Je ne peux répondre à cette question qu’en retraçant brièvement mon parcours professionnel. En effet, je suis issue du concours interne de DH, ce qui veut dire que j’ai eu une autre vie avant. J’ai une histoire longue et passionnante d’assistante de service social  essentiellement en milieu hospitalier de 1982 à 1997. C’est d’ailleurs cette exploration de la dimension sociale au cœur du soin qui m’a guidée vers le concours.

Forte de cette expérience associée à mon nouveau bagage de manager et de gestionnaire, j’ai choisi (en 2000, c’était encore possible) de prendre la chefferie d’un EHPAD en province puis la direction adjointe dans le cadre d’une direction commune de deux Hôpitaux locaux et d’un EHPAD.

En 2008, contrainte à une mobilité géographique pour rejoindre la région parisienne, la question se pose du choix d’un poste au carrefour du sanitaire et du social dans un cadre de management de proximité, situation convenant à mes aspirations et aux compétences spécifiques développées antérieurement et nécessaires pour ces fonctions.

Le secteur associatif m’offre cette opportunité dans le cadre d’une création de poste de directeur multi-sites de trois EHPAD dans le Val d’Oise.

Je crois inutile de préciser ma position quant à la question de l’unicité des corps de direction dans la FPH…

En quoi cette expérience diffère-t-elle de votre expérience hospitalière ?

Après réflexion, il existe davantage de similitudes que de différences.
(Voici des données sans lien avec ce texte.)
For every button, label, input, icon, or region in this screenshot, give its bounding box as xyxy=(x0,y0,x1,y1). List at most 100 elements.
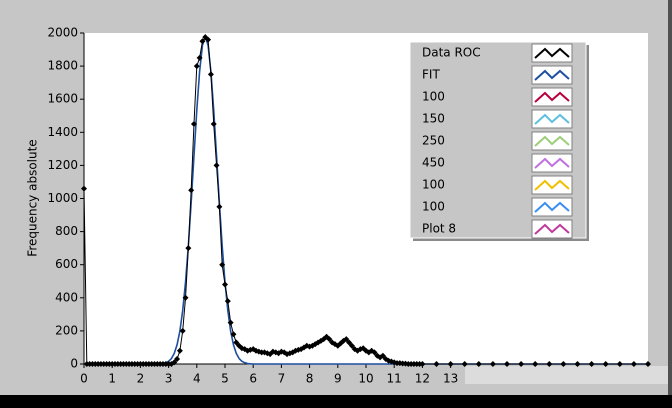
data-point xyxy=(219,261,226,268)
data-point xyxy=(188,187,195,194)
data-point xyxy=(199,38,206,45)
data-point xyxy=(447,361,454,367)
data-point xyxy=(227,319,234,326)
data-point xyxy=(174,356,181,363)
y-tick-label: 1400 xyxy=(47,125,78,139)
data-point xyxy=(171,359,178,366)
data-point xyxy=(645,361,651,367)
x-tick-label: 1 xyxy=(108,372,116,386)
legend-swatch xyxy=(531,109,573,129)
legend-line xyxy=(534,179,570,191)
data-point xyxy=(574,361,581,367)
data-point xyxy=(602,361,609,367)
legend-swatch xyxy=(531,87,573,107)
data-point xyxy=(379,352,386,359)
legend-line xyxy=(534,113,570,125)
legend-label: 100 xyxy=(422,178,445,192)
x-tick-label: 8 xyxy=(306,372,314,386)
bottom-bar xyxy=(0,395,672,408)
legend: Data ROC FIT 100 150 250 450 100 100 Plot 8 xyxy=(409,41,589,241)
data-point xyxy=(190,121,197,128)
data-point xyxy=(250,346,257,353)
x-tick-label: 9 xyxy=(334,372,342,386)
y-tick-label: 600 xyxy=(55,257,78,271)
data-point xyxy=(185,245,192,252)
x-tick-label: 2 xyxy=(137,372,145,386)
legend-line xyxy=(534,69,570,81)
legend-swatch xyxy=(531,197,573,217)
y-tick-label: 400 xyxy=(55,290,78,304)
data-point xyxy=(233,339,240,346)
legend-label: 100 xyxy=(422,90,445,104)
y-tick-label: 800 xyxy=(55,224,78,238)
y-tick-label: 1800 xyxy=(47,59,78,73)
data-point xyxy=(346,339,353,346)
x-tick-label: 7 xyxy=(278,372,286,386)
legend-line xyxy=(534,223,570,235)
y-tick-label: 200 xyxy=(55,323,78,337)
x-tick-label: 6 xyxy=(249,372,257,386)
data-point xyxy=(182,294,189,301)
data-point xyxy=(461,361,468,367)
x-tick-label: 10 xyxy=(358,372,373,386)
x-tick-label: 12 xyxy=(415,372,430,386)
right-edge xyxy=(668,0,672,395)
legend-line xyxy=(534,135,570,147)
legend-swatch xyxy=(531,131,573,151)
legend-swatch xyxy=(531,219,573,239)
legend-label: Data ROC xyxy=(422,46,481,60)
x-tick-label: 0 xyxy=(80,372,88,386)
legend-label: Plot 8 xyxy=(422,222,456,236)
legend-line xyxy=(534,157,570,169)
data-point xyxy=(419,361,426,367)
data-point xyxy=(205,36,212,43)
data-point xyxy=(475,361,482,367)
legend-line xyxy=(534,47,570,59)
legend-label: 100 xyxy=(422,200,445,214)
x-tick-label: 13 xyxy=(443,372,458,386)
data-point xyxy=(179,327,186,334)
data-point xyxy=(560,361,567,367)
scroll-region xyxy=(465,366,672,384)
legend-label: 150 xyxy=(422,112,445,126)
data-point xyxy=(532,361,539,367)
data-point xyxy=(433,361,440,367)
data-point xyxy=(504,361,510,367)
legend-line xyxy=(534,91,570,103)
data-point xyxy=(176,347,183,354)
legend-swatch xyxy=(531,153,573,173)
data-point xyxy=(81,185,87,192)
x-tick-label: 4 xyxy=(193,372,201,386)
legend-label: 250 xyxy=(422,134,445,148)
y-tick-label: 0 xyxy=(70,357,78,371)
data-point xyxy=(210,121,217,128)
x-tick-label: 11 xyxy=(387,372,402,386)
data-point xyxy=(216,203,223,210)
data-point xyxy=(546,361,553,367)
x-tick-label: 3 xyxy=(165,372,173,386)
legend-swatch xyxy=(531,43,573,63)
y-axis-title: Frequency absolute xyxy=(26,139,40,256)
y-tick-label: 2000 xyxy=(47,26,78,40)
data-point xyxy=(630,361,637,367)
data-point xyxy=(207,71,214,78)
data-point xyxy=(224,298,231,305)
data-point xyxy=(222,281,228,288)
legend-swatch xyxy=(531,175,573,195)
legend-swatch xyxy=(531,65,573,85)
y-tick-label: 1000 xyxy=(47,191,78,205)
data-point xyxy=(213,162,220,169)
y-tick-label: 1600 xyxy=(47,92,78,106)
legend-line xyxy=(534,201,570,213)
data-point xyxy=(489,361,496,367)
data-point xyxy=(230,331,237,338)
data-point xyxy=(588,361,595,367)
data-point xyxy=(196,54,203,61)
x-tick-label: 5 xyxy=(221,372,229,386)
data-point xyxy=(326,336,333,343)
data-point xyxy=(616,361,623,367)
data-point xyxy=(343,336,350,343)
data-point xyxy=(193,63,200,70)
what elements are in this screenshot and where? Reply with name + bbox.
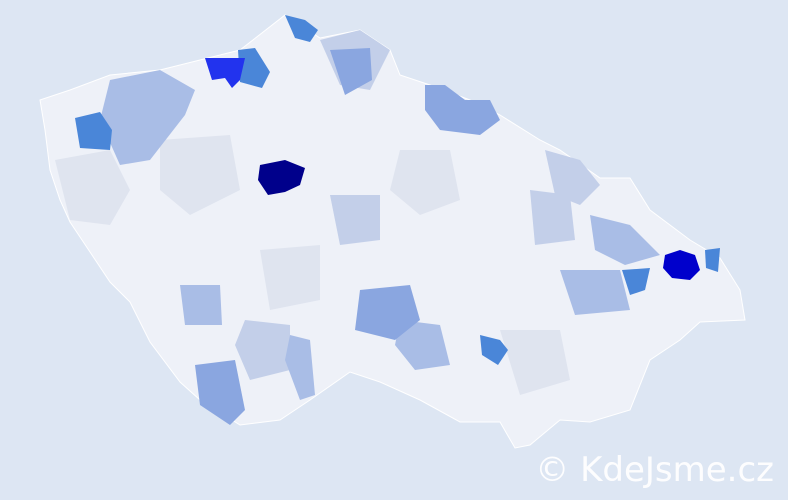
country-outline xyxy=(39,14,746,449)
region[interactable] xyxy=(590,215,660,265)
region[interactable] xyxy=(530,190,575,245)
region[interactable] xyxy=(180,285,222,325)
region[interactable] xyxy=(663,250,700,280)
region[interactable] xyxy=(705,248,720,272)
region[interactable] xyxy=(235,320,290,380)
region[interactable] xyxy=(160,135,240,215)
region[interactable] xyxy=(238,48,270,88)
region[interactable] xyxy=(205,58,245,88)
region[interactable] xyxy=(545,150,600,205)
region[interactable] xyxy=(500,330,570,395)
region[interactable] xyxy=(622,268,650,295)
region[interactable] xyxy=(260,245,320,310)
region[interactable] xyxy=(285,15,318,42)
region[interactable] xyxy=(75,112,112,150)
regions xyxy=(55,15,720,425)
region[interactable] xyxy=(55,150,130,225)
region[interactable] xyxy=(285,335,315,400)
region[interactable] xyxy=(330,195,380,245)
region[interactable] xyxy=(100,70,195,165)
region[interactable] xyxy=(560,270,630,315)
region[interactable] xyxy=(425,85,500,135)
region[interactable] xyxy=(395,320,450,370)
region[interactable] xyxy=(330,48,372,95)
region[interactable] xyxy=(390,150,460,215)
region[interactable] xyxy=(195,360,245,425)
region[interactable] xyxy=(480,335,508,365)
region[interactable] xyxy=(258,160,305,195)
watermark: © KdeJsme.cz xyxy=(535,450,774,490)
region[interactable] xyxy=(355,285,420,340)
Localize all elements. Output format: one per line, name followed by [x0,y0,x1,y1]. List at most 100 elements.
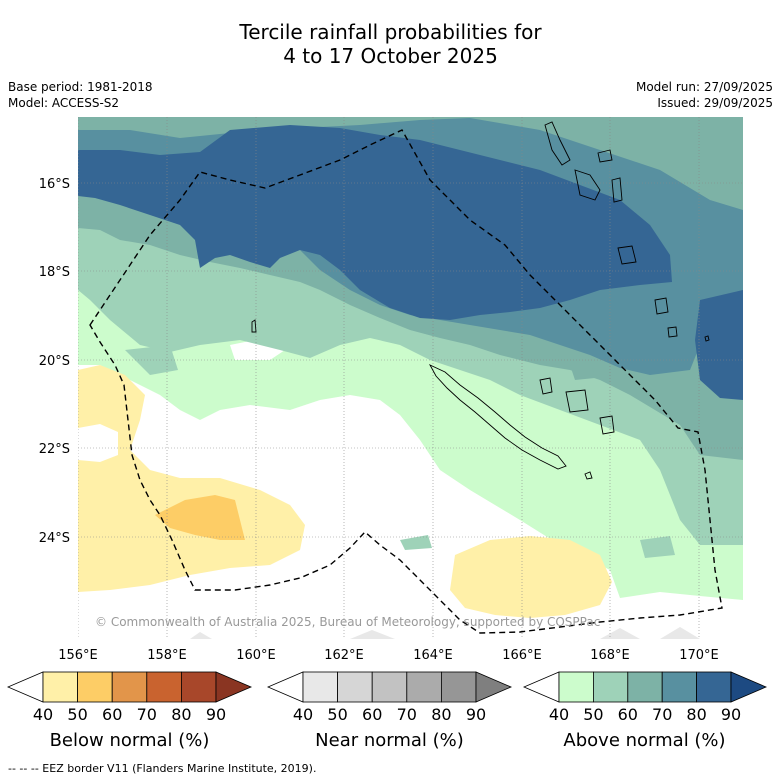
isle-of-pines-coastline [584,471,593,480]
near-normal-40-50-patch [660,627,700,639]
colorbar-above-swatch [627,671,663,703]
copyright-notice: © Commonwealth of Australia 2025, Bureau… [95,615,600,629]
near-tick-label: 60 [362,705,382,724]
below-normal-40-50-region [78,365,305,592]
above-normal-80-90-patch [695,290,743,400]
base-period: Base period: 1981-2018 [8,80,153,94]
model-run: Model run: 27/09/2025 [635,80,773,94]
vanuatu-island-coastline [617,245,637,265]
colorbar-below-swatch [215,671,253,703]
above-tick-label: 80 [686,705,706,724]
below-tick-label: 90 [206,705,226,724]
lat-label-20s: 20°S [39,354,70,369]
near-normal-40-50-patch [350,630,395,639]
vanuatu-island-coastline [654,297,669,315]
lat-label-24s: 24°S [39,531,70,546]
map-title-line1: Tercile rainfall probabilities for [239,20,542,44]
below-tick-label: 40 [33,705,53,724]
colorbar-above-swatch [593,671,629,703]
lon-label-158e: 158°E [147,648,187,663]
new-caledonia-coastline [428,364,567,470]
colorbar-near-swatch [337,671,373,703]
below-tick-label: 60 [102,705,122,724]
colorbar-near-swatch [406,671,442,703]
colorbar-below-swatch [111,671,148,703]
probability-field: © Commonwealth of Australia 2025, Bureau… [78,117,743,639]
lon-label-164e: 164°E [413,648,453,663]
above-tick-label: 40 [549,705,569,724]
colorbar-above-normal [522,671,768,703]
vanuatu-island-coastline [544,121,571,166]
matthew-island-coastline [704,335,710,342]
issued-date: Issued: 29/09/2025 [657,96,773,110]
graticule [78,117,743,639]
colorbar-above-swatch [730,671,768,703]
below-normal-label: Below normal (%) [49,730,210,751]
loyalty-island-coastline [539,377,553,395]
vanuatu-island-coastline [611,177,623,203]
colorbar-below-swatch [42,671,78,703]
above-normal-50-60-patch [640,536,675,558]
below-normal-50-60-region [155,495,245,540]
above-normal-label: Above normal (%) [563,730,726,751]
above-tick-label: 90 [721,705,741,724]
colorbar-near-swatch [371,671,408,703]
above-normal-50-60-patch [400,535,432,550]
vanuatu-island-coastline [597,149,613,163]
colorbar-above-swatch [696,671,732,703]
above-normal-50-60-patch [125,345,178,375]
near-tick-label: 50 [327,705,347,724]
longitude-labels: 156°E 158°E 160°E 162°E 164°E 166°E 168°… [58,648,719,663]
lat-label-18s: 18°S [39,265,70,280]
lat-label-22s: 22°S [39,442,70,457]
latitude-labels: 16°S 18°S 20°S 22°S 24°S [39,177,70,546]
near-tick-label: 40 [293,705,313,724]
colorbar-below-swatch [77,671,113,703]
loyalty-island-coastline [599,415,615,435]
lon-label-170e: 170°E [679,648,719,663]
model-name: Model: ACCESS-S2 [8,96,120,110]
above-tick-label: 70 [652,705,672,724]
chesterfield-reef-coastline [251,319,257,333]
above-tick-label: 50 [583,705,603,724]
above-normal-60-70-patch [570,360,595,380]
loyalty-island-coastline [565,389,589,413]
near-neutral-patch [78,424,118,462]
below-tick-label: 70 [137,705,157,724]
colorbar-near-swatch [440,671,477,703]
lon-label-160e: 160°E [236,648,276,663]
vanuatu-island-coastline [574,169,601,201]
colorbar-tick-labels: 40 50 60 70 80 90 40 50 60 70 80 90 40 5… [33,705,741,724]
colorbar-below-swatch [146,671,182,703]
coastlines [251,121,710,480]
above-normal-80-90-region [78,125,672,320]
vanuatu-island-coastline [667,326,678,338]
colorbar-near-normal [266,671,513,703]
below-tick-label: 50 [67,705,87,724]
map-title-line2: 4 to 17 October 2025 [283,44,498,68]
eez-footnote: -- -- -- EEZ border V11 (Flanders Marine… [8,762,317,775]
colorbar-near-swatch [266,671,304,703]
colorbar-above-swatch [558,671,594,703]
colorbar-below-swatch [6,671,44,703]
near-tick-label: 80 [431,705,451,724]
below-normal-40-50-region [450,536,612,618]
near-tick-label: 70 [397,705,417,724]
colorbar-near-swatch [475,671,513,703]
colorbar-below-normal [6,671,253,703]
lat-label-16s: 16°S [39,177,70,192]
near-neutral-patch [170,420,240,470]
near-normal-label: Near normal (%) [315,730,464,751]
near-normal-40-50-patch [190,632,212,639]
colorbar-near-swatch [302,671,338,703]
colorbar-above-swatch [661,671,698,703]
near-tick-label: 90 [466,705,486,724]
lon-label-162e: 162°E [324,648,364,663]
eez-border [89,129,723,634]
colorbar-above-swatch [522,671,560,703]
lon-label-168e: 168°E [590,648,630,663]
lon-label-166e: 166°E [502,648,542,663]
lon-label-156e: 156°E [58,648,98,663]
below-tick-label: 80 [171,705,191,724]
Cela  tient au fait d’une part que les fonctions occupées dans un premier temps au sein de l’association appartenaient au même registre, à savoir l’aspect généraliste du métier de directeur en tant que chef d’établissement. D’autre part, l’association étant d’une taille significative, on retrouve un schéma d’organisation et un processus décisionnel  analogues à un centre hospitalier de dimension régionale.

Les similitudes, enfin, dans le cadre du second poste occupé tiennent à l’aspect stratégique d’inscription, de coopération et de développement  des établissements et  des services dans la toile territoriale des structures de tous statuts, permettant que chaque personne trouve, à quelque moment que ce soit de sa demande d’accompagnement et de soin, la réponse adaptée à sa situation.

La différence majeure se situe dans la gouvernance régionale de l’association et des établissements qui repose sur un collectif d’élus  et de salariés de l’association sans ancrage direct avec le territoire et ses représentants.

Comment voyez-vous le métier de DH depuis ce « point de vue » ?

La mise en place des GHT offre un intérêt renouvelé pour le directeur d’hôpital détaché au sein de son lieu d’exercice originel. La variété des fonctions de direction dans le cadre de ce nouvel espace d’accès aux soins s’étend, laissant ainsi  la possibilité aux directeurs détachés d’apporter leur contribution compte tenu de leur connaissance d’institutions, de structures et de fonctionnements pouvant avoir désormais partie liée au GHT.

Ainsi le directeur d’hôpital ne semble plus, ou moins, appartenir à une citadelle qui détiendrait le monopole de la culture de santé publique qui ne peut trouver matière à se développer qu’au sein de l’hôpital public (à vocation régionale de préférence) dans un entre soi entrant en conflit avec les objectifs revendiqués.

Les mouvements soutenus, facilités, encouragés des directeurs entre leur lieu d’apprentissage et d’exercice d’origine et tous les autres secteurs permettraient d’ouvrir, partager les points de vue et promouvoir la coopération appelée par tous mais si difficile à mettre en œuvre.